Invasive non-native trees have a significant impact on the environment. A plant is considered invasive if it spreads quickly and displaces native flora.
Native plants have adapted over thousands of years to work in harmony with native animals. Native plants provide nourishment, habitat, and nesting sites for native animal species in New Jersey.
Let’s explore several invasive plants and understand how they can damage the natural ecosystem in the region.
1. Wisteria sinensis (Chinese Wisteria) & Wisteria floribunda(Japanese Wisteria)
Chinese and Japanese wisteria are actually vines but can be pruned and trained to grow like a tree. Both plants are invasive species that can spread quickly, disrupting an ecosystem.
Chinese and Japanese wisteria are woody vines that are aggressive, fast-growing, and capable of establishing impenetrable thickets. Wisteria escapes cultivation and spreads into uncontrolled areas, crowding out native plants, obstructing nutrient absorption, and even choking and killing native trees with their thick, heavy vines.
2. Clematis terniflora (Japanese clematis)
Despite its aggressive growth habit and being labeled an invasive, Clematis terniflora is still widely available in nurseries. Clematis was initially imported from Japan as an ornamental.
Clematis terniflora is a vine that invades areas along streams and roads, right-of-ways, and forest edges. It quickly grows over other vegetation, forming thick blankets that prevent sunlight from reaching the plants below.
Clematis’s spread can be seen in late July, when its white flowers bloom profusely, covering other flora.
3. Hedera helix (English Ivy)
Hedera helix is an evergreen perennial climbing vine that adheres to brickwork, tree bark, and other objects. It uses root-like structures that exude a glue-like material to attach itself firmly to surfaces.
Birds quickly disperse the seeds of this toxic plant. It grows vegetatively throughout the forest floor before climbing trees, where it can freely produce flowers and fruits. It reduces the diversity of native plants and wildlife, puts endangered species at risk, and alters the soil nutrient dynamics in forests.
4. Ampelopsis brevipedunculata (Porcelain Berry)
The porcelain berry is indigenous to northeast Asia.
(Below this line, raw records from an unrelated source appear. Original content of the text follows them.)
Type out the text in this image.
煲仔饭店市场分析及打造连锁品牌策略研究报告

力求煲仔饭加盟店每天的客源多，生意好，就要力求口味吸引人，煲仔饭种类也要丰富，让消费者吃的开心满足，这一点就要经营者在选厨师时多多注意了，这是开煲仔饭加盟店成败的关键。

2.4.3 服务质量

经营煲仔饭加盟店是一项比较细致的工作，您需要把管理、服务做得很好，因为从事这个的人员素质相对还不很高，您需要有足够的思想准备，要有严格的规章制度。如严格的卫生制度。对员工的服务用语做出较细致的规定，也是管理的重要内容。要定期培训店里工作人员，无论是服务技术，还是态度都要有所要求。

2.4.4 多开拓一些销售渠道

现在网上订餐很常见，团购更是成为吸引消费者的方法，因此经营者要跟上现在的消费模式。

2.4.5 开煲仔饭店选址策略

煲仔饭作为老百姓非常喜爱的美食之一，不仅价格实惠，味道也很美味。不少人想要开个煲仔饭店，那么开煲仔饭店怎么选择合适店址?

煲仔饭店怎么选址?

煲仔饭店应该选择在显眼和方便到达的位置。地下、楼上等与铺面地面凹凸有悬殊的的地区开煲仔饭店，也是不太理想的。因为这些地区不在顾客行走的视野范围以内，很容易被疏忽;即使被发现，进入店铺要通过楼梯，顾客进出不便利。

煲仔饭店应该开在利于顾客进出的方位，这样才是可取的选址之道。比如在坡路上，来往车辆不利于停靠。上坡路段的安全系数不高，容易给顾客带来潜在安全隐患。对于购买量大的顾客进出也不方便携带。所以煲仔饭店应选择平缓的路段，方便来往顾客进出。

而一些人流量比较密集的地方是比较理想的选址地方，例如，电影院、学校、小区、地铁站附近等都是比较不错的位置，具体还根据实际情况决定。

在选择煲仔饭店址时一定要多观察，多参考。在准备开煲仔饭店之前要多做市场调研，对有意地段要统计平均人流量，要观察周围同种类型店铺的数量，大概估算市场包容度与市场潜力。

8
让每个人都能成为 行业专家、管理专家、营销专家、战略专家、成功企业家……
It was introduced to the northeastern United States as a landscape and bedding plant around 1870.
This plant invades both open and forested areas aggressively and spreads in areas with high to medium light levels. It creeps over other plants and trees as it grows, blocking sunlight and destroying habitat.
Porcelain berry is a woody, deciduous perennial vine that resembles native Vitis grapes. However, the porcelain berries are poisonous. It twines using non-adhesive tendrils that grow opposite the leaves.
5. Acer platanoides (Norway maple)
Norway maple has been identified as an invasive tree in several areas of eastern North America. It is being considered a potentially invasive species in several other locations.
It is widely planted in yards and along city streets from where it frequently escapes into the neighboring forest and woodlands. It has the potential to grow and become problematic. Forests invested with Norway maples have changed regarding species diversity and community structure.
This tree can adapt to various environmental conditions and has few natural predators outside its native habitat. It produces many seeds that germinate quickly at the expense of native plants that are not as shade tolerant.
6. Pyrus calleryana (Callery/Bradford pear)
Callery pear was imported to the United States several times to establish fire blight resistance in common pear (Pyrus communis). It was widely used as a rootstock for ordinary pears long before it became popular as an ornamental.
Callery pears are valued for their lovely white flowers that bloom each spring. They are frequently found growing along city streets and in residential areas. Birds feed on the tree’s berries and disperse the seeds to other places.
Callery pears can provide food and habitat for some native animal species. However, they frequently overtake the native plants disrupting the ecology of an area.